His eyes look for the passage of time or life…Or anything. His wooden bench testament of a barn no longer in use. Much like the rest of the dozen buildings long abandoned that make up Destiny. His world of three dusty rows mistaken for streets.
His mind places people about the store fronts. Ghosts of days gone by. Horses tied to posts. A wagon left half way between coming and going. Sounds of children ring out. Ladies in long dresses meander past lost in conversation about their neighbors.
The church bell clangs behind him. He jumps up to answer. His hands part the brown faded doors. The empty rows of pews lay sleeping. A simple dias with an open book holds service to a lost cause. Yet behind a partial wall there seems to be life.
His stands fast in the middle to gaze out among his missing flock. He knows no-one should have gone past him. His company creates a mystery. Even the ghosts have departed these parts.

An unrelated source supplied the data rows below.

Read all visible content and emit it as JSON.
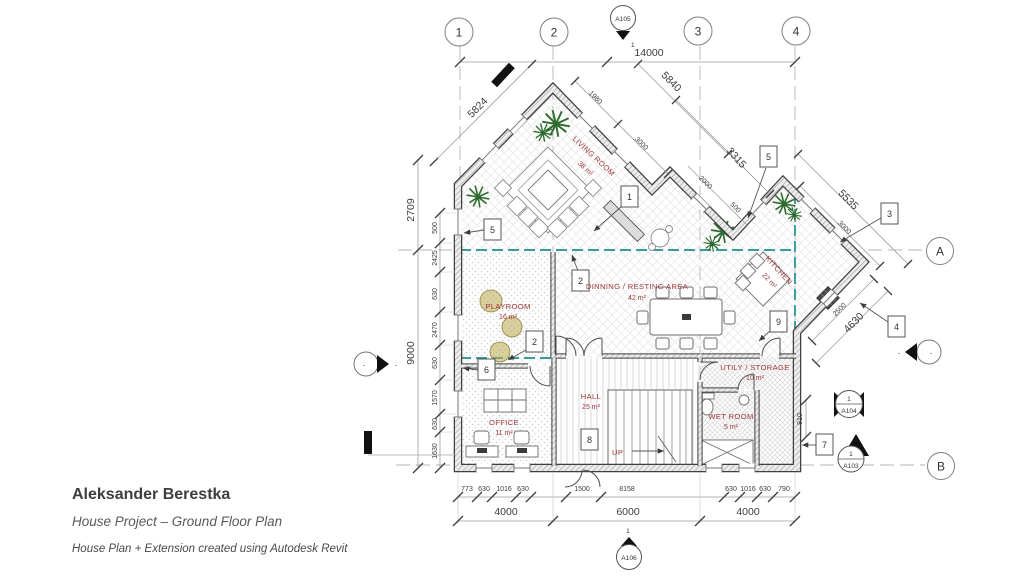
{
  "title_block": {
    "author": "Aleksander Berestka",
    "project": "House Project – Ground Floor Plan",
    "note": "House Plan + Extension created using Autodesk Revit"
  },
  "grid": {
    "cols": [
      "1",
      "2",
      "3",
      "4"
    ],
    "rows": [
      "A",
      "B"
    ]
  },
  "view_markers": {
    "a105": {
      "sheet": "A105",
      "detail": "1"
    },
    "a106": {
      "sheet": "A106",
      "detail": "1"
    },
    "a104": {
      "sheet": "A104",
      "detail": "1"
    },
    "a103": {
      "sheet": "A103",
      "detail": "1"
    }
  },
  "elevation_dash": "-",
  "rooms": {
    "living": {
      "name": "LIVING ROOM",
      "area": "38 m²"
    },
    "kitchen": {
      "name": "KITCHEN",
      "area": "22 m²"
    },
    "dining": {
      "name": "DINNING / RESTING AREA",
      "area": "42 m²"
    },
    "playroom": {
      "name": "PLAYROOM",
      "area": "16 m²"
    },
    "hall": {
      "name": "HALL",
      "area": "25 m²"
    },
    "office": {
      "name": "OFFICE",
      "area": "11 m²"
    },
    "wet": {
      "name": "WET ROOM",
      "area": "5 m²"
    },
    "utility": {
      "name": "UTILY / STORAGE",
      "area": "10 m²"
    }
  },
  "stairs": {
    "direction": "UP"
  },
  "tags": {
    "t1": "1",
    "t2_dining": "2",
    "t2_playroom": "2",
    "t3": "3",
    "t4": "4",
    "t5_left": "5",
    "t5_right": "5",
    "t6": "6",
    "t7": "7",
    "t8": "8",
    "t9": "9"
  },
  "dims": {
    "top_total": "14000",
    "diag_left": "5824",
    "diag_right": "5840",
    "diag_right_segs": [
      "1980",
      "3000"
    ],
    "upper_right": [
      "3315",
      "2000",
      "500"
    ],
    "right_upper": [
      "5535",
      "3000"
    ],
    "right_lower": [
      "4630",
      "2500"
    ],
    "right_side": "910",
    "left_upper": "2709",
    "left_total": "9000",
    "left_segs": [
      "500",
      "2425",
      "630",
      "2470",
      "630",
      "1570",
      "630",
      "1630"
    ],
    "bottom_segs": [
      "773",
      "630",
      "1016",
      "630",
      "1500",
      "8158",
      "630",
      "1016",
      "630",
      "790"
    ],
    "bottom_major": [
      "4000",
      "6000",
      "4000"
    ]
  },
  "colors": {
    "match_line_teal": "#1e8f8f",
    "room_label_red": "#9e3434",
    "line_gray": "#3c3c3c"
  }
}
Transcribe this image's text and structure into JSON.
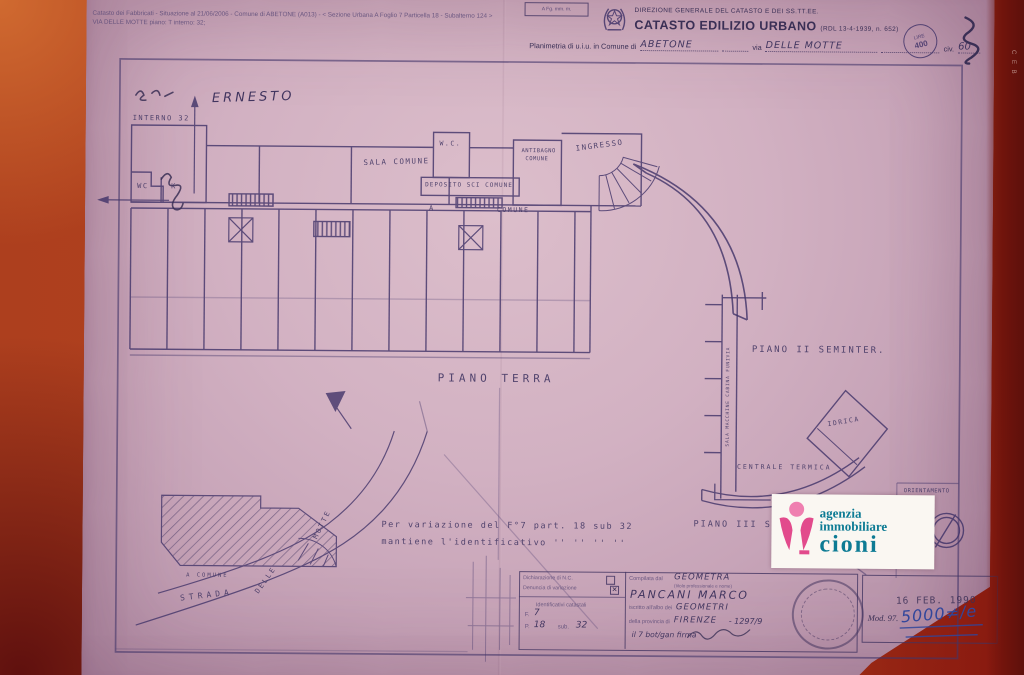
{
  "colors": {
    "background": "#b5431d",
    "paper": "#cdabbe",
    "ink": "#43356a",
    "pink": "#e24a8c",
    "teal": "#0d7b94",
    "blue_ink": "#31469b"
  },
  "top_note": {
    "line1": "Catasto dei Fabbricati - Situazione al 21/06/2006 - Comune di ABETONE (A013) - < Sezione Urbana A Foglio 7 Particella 18 - Subalterno 124 >",
    "line2": "VIA DELLE MOTTE piano: T interno: 32;"
  },
  "header": {
    "corner_box": "A Fg. mm. m.",
    "department": "DIREZIONE GENERALE DEL CATASTO E DEI SS.TT.EE.",
    "title": "CATASTO EDILIZIO URBANO",
    "title_ref": "(RDL 13-4-1939, n. 652)",
    "planimetria_prefix": "Planimetria di u.i.u. in Comune di",
    "comune_value": "ABETONE",
    "via_label": "via",
    "via_value": "DELLE  MOTTE",
    "civ_label": "civ.",
    "civ_value": "60"
  },
  "revenue_stamp": {
    "top": "LIRE",
    "bottom": "400"
  },
  "plan": {
    "piano_terra": "PIANO  TERRA",
    "interno": "INTERNO 32",
    "ernesto": "ERNESTO",
    "wc": "WC",
    "k": "K",
    "sala_comune": "SALA  COMUNE",
    "wc_top": "W.C.",
    "antibagno_1": "ANTIBAGNO",
    "antibagno_2": "COMUNE",
    "ingresso": "INGRESSO",
    "deposito": "DEPOSITO  SCI  COMUNE",
    "comune": "COMUNE",
    "a": "A",
    "piano2": "PIANO II SEMINTER.",
    "funivia": "SALA MACCHINE CABINA FUNIVIA",
    "idrica": "IDRICA",
    "centrale": "CENTRALE  TERMICA",
    "piano3": "PIANO III S",
    "orientamento": "ORIENTAMENTO"
  },
  "site": {
    "strada": "STRADA",
    "delle": "DELLE",
    "motte": "MOTTE",
    "a_comune": "A  COMUNE"
  },
  "variation": {
    "line1": "Per  variazione  del  F°7  part. 18  sub  32",
    "line2": "mantiene  l'identificativo    ''    ''    ''    ''"
  },
  "table": {
    "dichiarazione": "Dichiarazione di N.C.",
    "denuncia": "Denuncia di variazione",
    "denuncia_mark": "✕",
    "identificativi": "Identificativi catastali",
    "f_label": "F.",
    "f_value": "7",
    "p_label": "P.",
    "p_value": "18",
    "sub_label": "sub.",
    "sub_value": "32",
    "compilata": "Compilata dal",
    "compilata_value": "GEOMETRA",
    "titolo_note": "(titolo professionale e nome)",
    "nome": "PANCANI  MARCO",
    "iscritto": "iscritto all'albo dei",
    "albo_value": "GEOMETRI",
    "provincia": "della provincia di",
    "provincia_value": "FIRENZE",
    "numero": "- 1297/9",
    "firma_line": "il 7 bot/gan   firma"
  },
  "date_box": {
    "stamp_row1": "▚▘▞▚▘▞▘▚▞▘▚▞",
    "stamp_row2": "▞▚▘▞▘▚▞▘▞▚▘",
    "date": "16 FEB. 1990",
    "mod_label": "Mod. 97.",
    "mod_value": "5000≠/e"
  },
  "edge": {
    "text": "C E B"
  },
  "watermark": {
    "line1": "agenzia",
    "line2": "immobiliare",
    "line3": "cioni"
  }
}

From a corner jumps a ten treat old Reggie Whitener. His Amish hat just about swallows his head. His smile lights up the room.
“I waited till I seen Mr Miller..just like you ask of me!” Reggie stands like he is ready to run and chase the wind.

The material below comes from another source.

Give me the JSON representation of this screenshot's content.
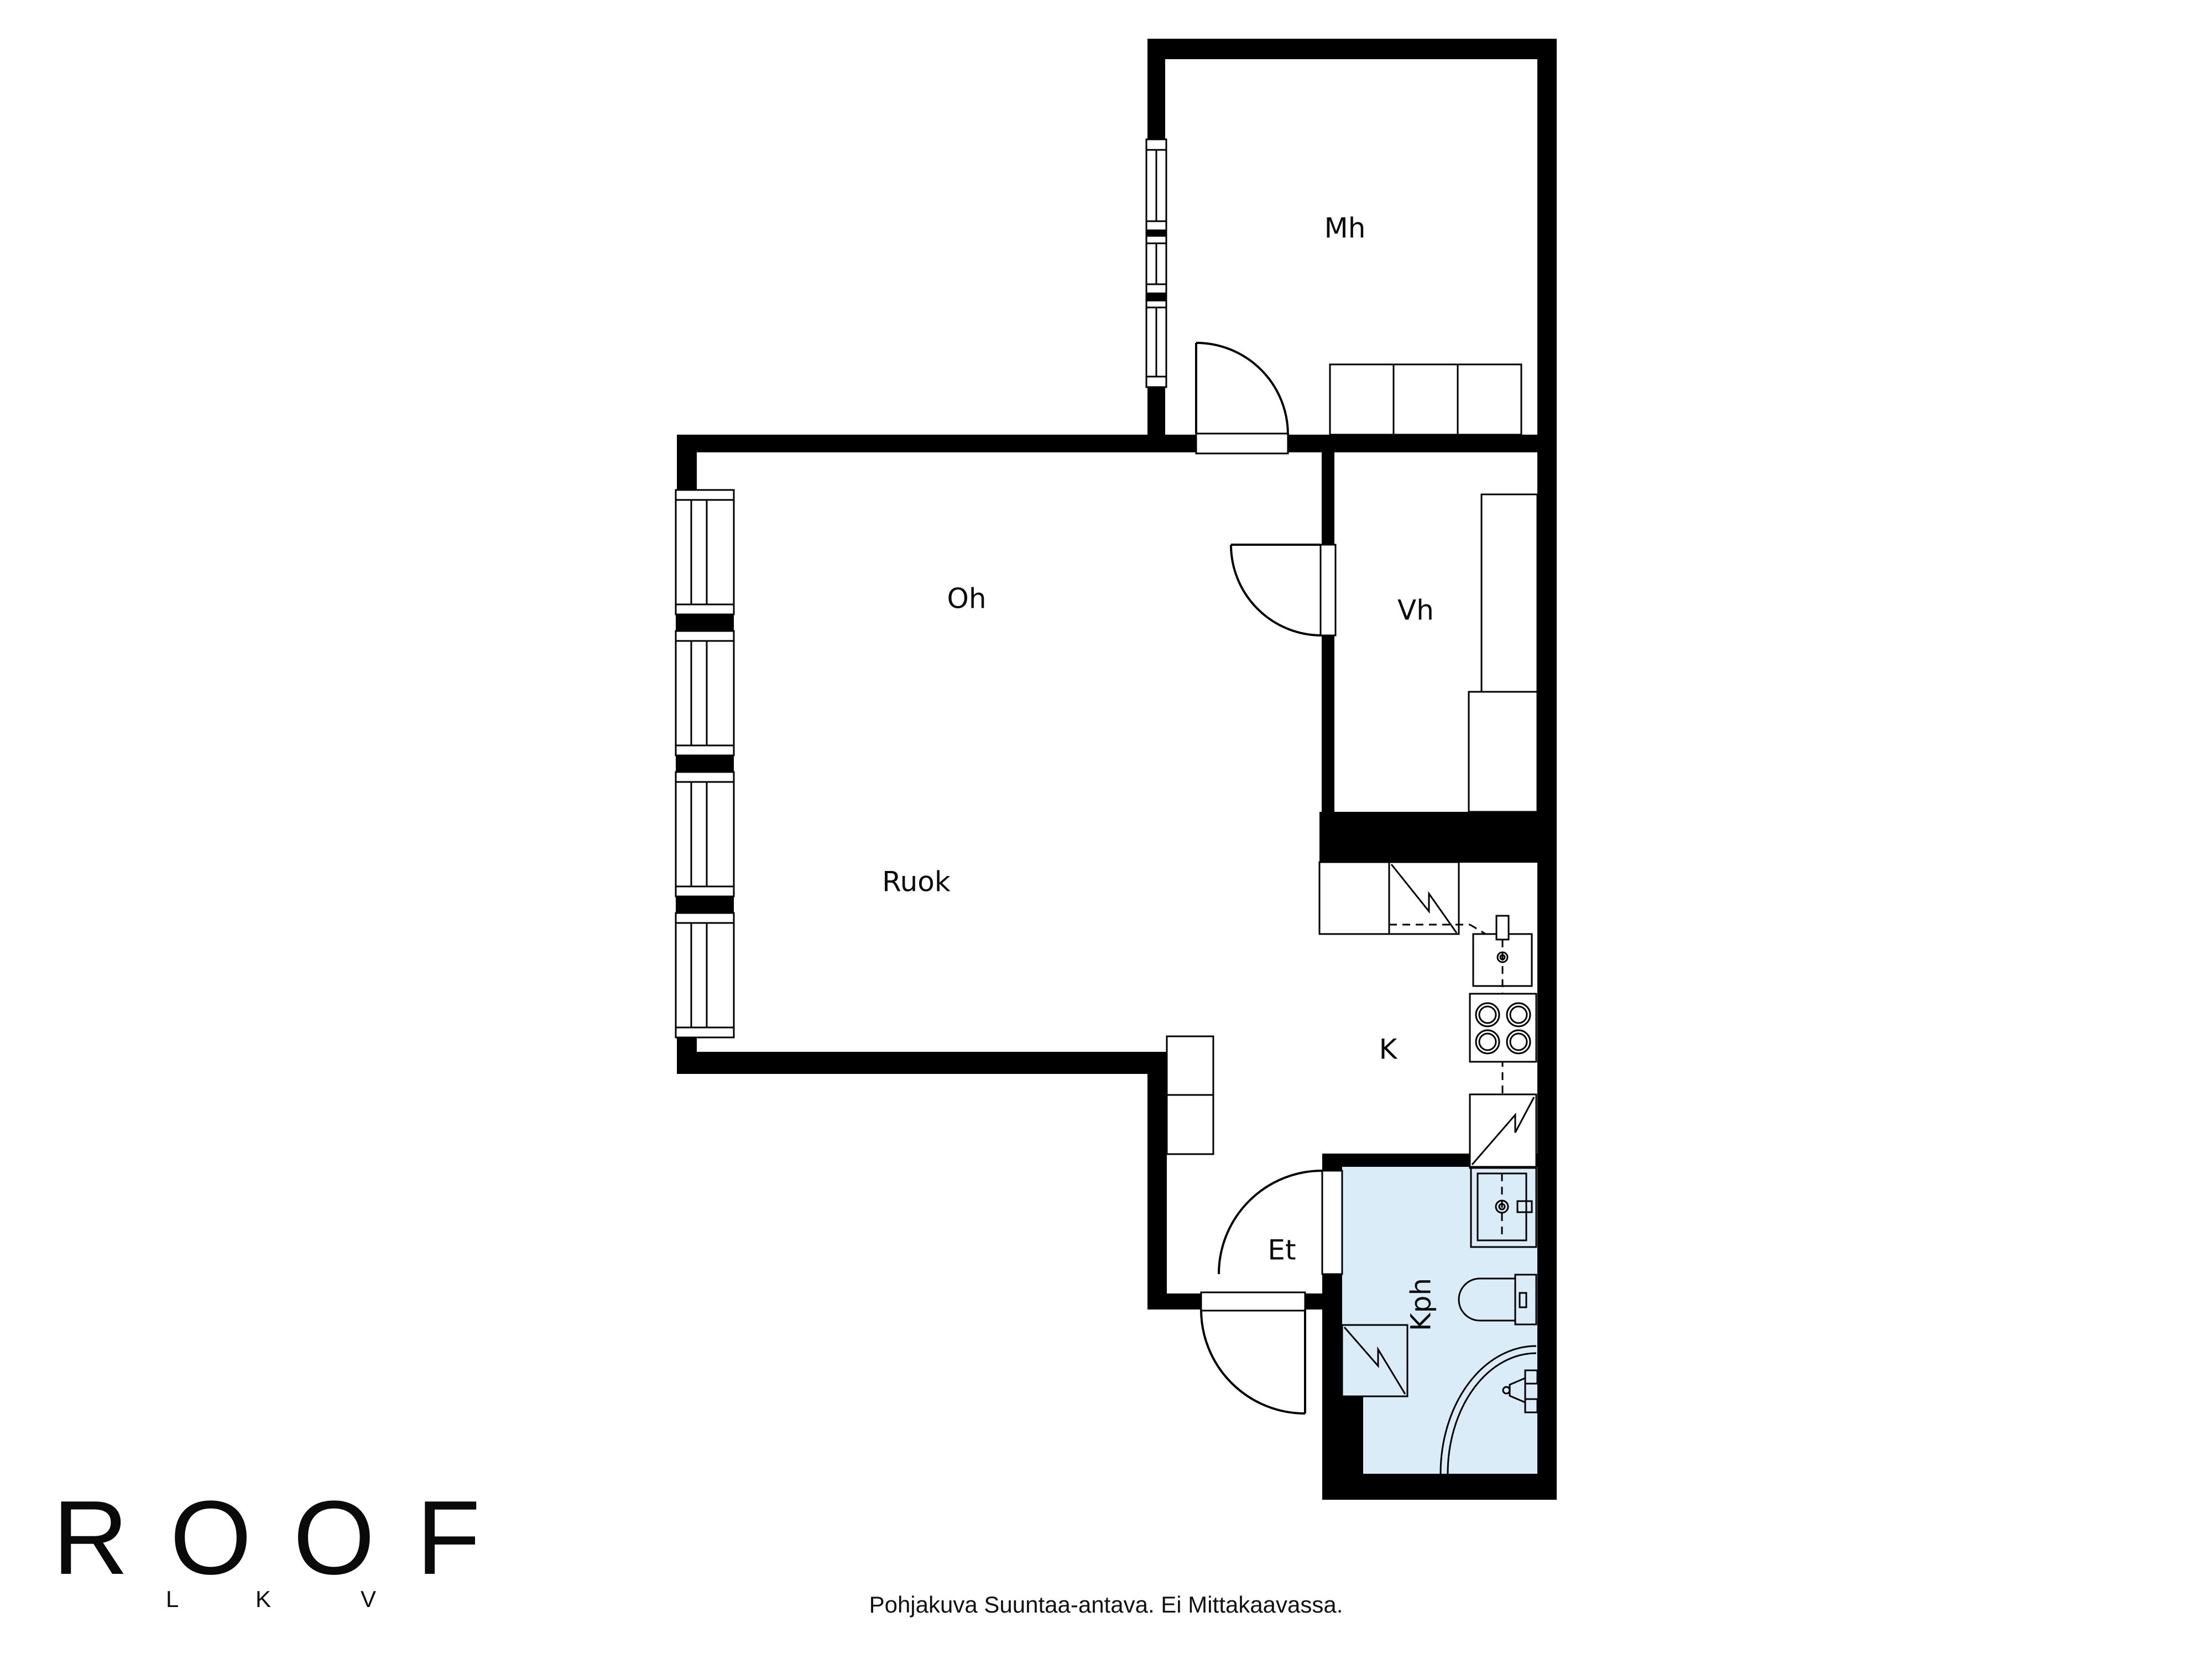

“Well, that’s a good young man.” He speaks faintly while his eyes look upon someone gone to his reward several years earlier. “Now light us a candle and take your place near your momma.”
He gives into the scene. Voices fill a previously empty church. Parson Dubois wipes his eyes of the flow of tears. He is smiling for first time in a long time. His back remains to the church. His pulse kicks up a notch causing a hot flash.

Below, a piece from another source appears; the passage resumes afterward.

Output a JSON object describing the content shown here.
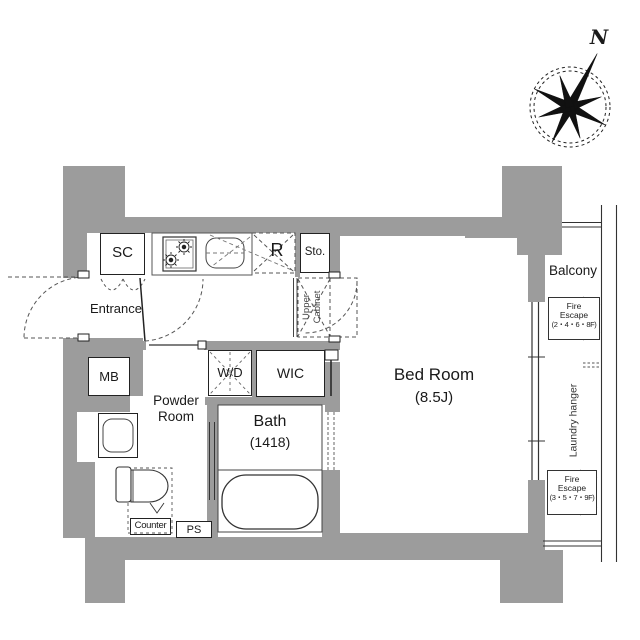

He turns to hear an angel’s voice calling the assembly toward the light. Standing together six and thirty begin to sing. Each face lights up with a soft glow. They all gently sway side to side in rhythm of the hymn. One last beacon of hope from the ashes blown around for a generation.
“You have all come back to me!” he leaves a careless laugh to his words.
The breezes blow past. Through the windows a world grows dark. The faces smile brighter.
“It’s time you came home with us.” They collectively sing.
Parson Dubois falls sidewise on the bench. His pocket watch no longer needs hands either.